At this time, Mecca was a prosperous city whose wealth and influence was based on the caravan trade and on the Ka’ba, a shrine and a place of pilgrimage housing the pagan deities then being worshiped by the Arabs. Mohammed's message, heralding a new socioreligious order was based on one allegiance to one God Allah and was unpopular among the leaders of Mecca. They forced Mohammed and his followers to emigrate north to the oasis town Yathrib or Medina. This occurred in 622, the year of the Hijra, or emigration. This marks the beginning of the Muslim calendar. In Medina, Mohammed continued to attract followers, and within a few years, Mecca had also largely embraced Islam. Upon his return to Mecca, one of the prophets first acts was to cleanse the Ka’ba of its idols and rededicate the shrine to Allah.

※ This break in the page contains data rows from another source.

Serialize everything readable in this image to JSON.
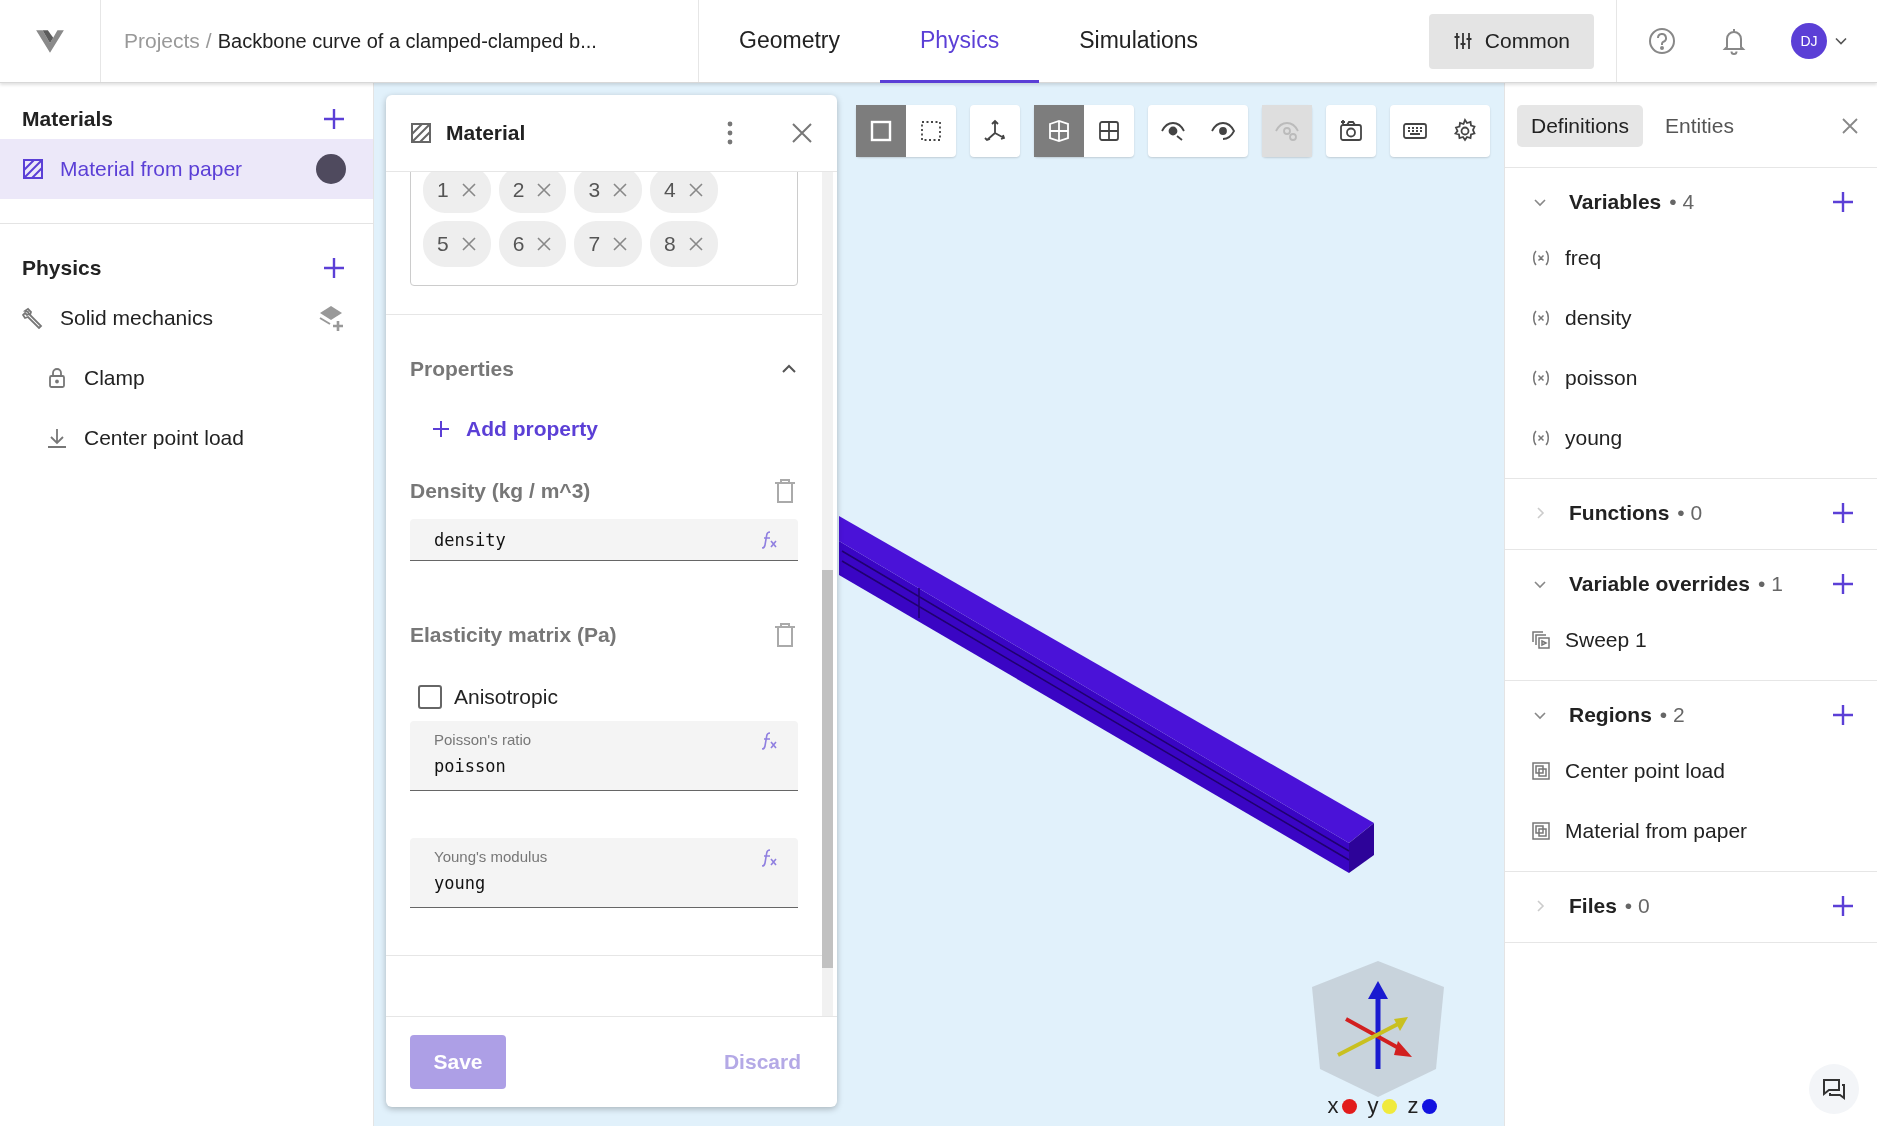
{
  "header": {
    "breadcrumb_root": "Projects",
    "breadcrumb_separator": "/",
    "breadcrumb_current": "Backbone curve of a clamped-clamped b...",
    "tabs": [
      {
        "label": "Geometry",
        "selected": false
      },
      {
        "label": "Physics",
        "selected": true
      },
      {
        "label": "Simulations",
        "selected": false
      }
    ],
    "common_button": "Common",
    "avatar": "DJ"
  },
  "sidebar": {
    "sections": [
      {
        "title": "Materials",
        "items": [
          {
            "label": "Material from paper",
            "kind": "material",
            "selected": true,
            "color": "#4f4a5e"
          }
        ]
      },
      {
        "title": "Physics",
        "items": [
          {
            "label": "Solid mechanics",
            "kind": "physics",
            "selected": false,
            "children": [
              {
                "label": "Clamp",
                "kind": "constraint",
                "selected": false
              },
              {
                "label": "Center point load",
                "kind": "load",
                "selected": false
              }
            ]
          }
        ]
      }
    ]
  },
  "toolbar": [
    {
      "buttons": [
        {
          "kind": "box-select",
          "selected": true,
          "disabled": false
        },
        {
          "kind": "dotted-select",
          "selected": false,
          "disabled": false
        }
      ]
    },
    {
      "buttons": [
        {
          "kind": "axes",
          "selected": false,
          "disabled": false
        }
      ]
    },
    {
      "buttons": [
        {
          "kind": "surface",
          "selected": true,
          "disabled": false
        },
        {
          "kind": "mesh",
          "selected": false,
          "disabled": false
        }
      ]
    },
    {
      "buttons": [
        {
          "kind": "eye-hide",
          "selected": false,
          "disabled": false
        },
        {
          "kind": "eye-show",
          "selected": false,
          "disabled": false
        }
      ]
    },
    {
      "buttons": [
        {
          "kind": "eye-settings",
          "selected": false,
          "disabled": true
        }
      ]
    },
    {
      "buttons": [
        {
          "kind": "camera",
          "selected": false,
          "disabled": false
        }
      ]
    },
    {
      "buttons": [
        {
          "kind": "keyboard",
          "selected": false,
          "disabled": false
        },
        {
          "kind": "settings",
          "selected": false,
          "disabled": false
        }
      ]
    }
  ],
  "material_panel": {
    "title": "Material",
    "chips": [
      "1",
      "2",
      "3",
      "4",
      "5",
      "6",
      "7",
      "8"
    ],
    "properties_title": "Properties",
    "properties_expanded": true,
    "add_property": "Add property",
    "density": {
      "label": "Density (kg / m^3)",
      "value": "density"
    },
    "elasticity": {
      "label": "Elasticity matrix (Pa)",
      "anisotropic": {
        "label": "Anisotropic",
        "checked": false
      },
      "fields": [
        {
          "label": "Poisson's ratio",
          "value": "poisson"
        },
        {
          "label": "Young's modulus",
          "value": "young"
        }
      ]
    },
    "save": {
      "label": "Save",
      "disabled": true
    },
    "discard": {
      "label": "Discard",
      "disabled": true
    }
  },
  "axes_legend": [
    {
      "label": "x",
      "color": "#e21b1b"
    },
    {
      "label": "y",
      "color": "#f0ea3c"
    },
    {
      "label": "z",
      "color": "#1212e0"
    }
  ],
  "definitions_panel": {
    "tabs": [
      {
        "label": "Definitions",
        "selected": true
      },
      {
        "label": "Entities",
        "selected": false
      }
    ],
    "sections": [
      {
        "title": "Variables",
        "count": "• 4",
        "expanded": true,
        "items": [
          {
            "label": "freq",
            "kind": "variable"
          },
          {
            "label": "density",
            "kind": "variable"
          },
          {
            "label": "poisson",
            "kind": "variable"
          },
          {
            "label": "young",
            "kind": "variable"
          }
        ]
      },
      {
        "title": "Functions",
        "count": "• 0",
        "expanded": false
      },
      {
        "title": "Variable overrides",
        "count": "• 1",
        "expanded": true,
        "items": [
          {
            "label": "Sweep 1",
            "kind": "sweep"
          }
        ]
      },
      {
        "title": "Regions",
        "count": "• 2",
        "expanded": true,
        "items": [
          {
            "label": "Center point load",
            "kind": "region"
          },
          {
            "label": "Material from paper",
            "kind": "region"
          }
        ]
      },
      {
        "title": "Files",
        "count": "• 0",
        "expanded": false
      }
    ]
  }
}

Although Mohammed died in 632, his followers, led by a series of four caliphs or khalifa or successor, known as the Rightly Guided, continue to spread the message of Islam. Under their command, the Arab armies carried the new faith and leadership from the Arabian Peninsula to the shores of the Mediterranean and to the eastern reaches of Iran. The Arabs conquered Syria, Palestine and Egypt from the Byzantine Empire, while Iraq and Iran, the heart of the Sasanian Empire, succumbed to their forces. In these lands, Islam fostered the development of a religious, political, cultural Commonwealth and the creation of a global empire.
While the full formation of a distinctive Islamic artistic language took several centuries, the seeds were sown during the prophets time. It is through writing that the Qur’an is transmitted, the Arabic script was first transformed and beautified in order that it might be worthy of divine revelation. Thus, calligraphy started to gain prominence, becoming essential also to Islamic ornament. In architecture, following the hijra, Mohammed's house in Medina developed into a center for the Muslim community and became the prototype for the mosque, the Muslim sanctuary for God. The early structure known as the hypostyle mosque, included a columned hall oriented toward Mecca and an adjacent courtyard surrounded by a colonnade. The call to prayer was given from a rooftop, later the minaret was developed for this purpose. The essential elements of the mosque or a minbar or pulpit for the Friday sermon and a mihrab or prayer niche set in the wall oriented toward Mecca.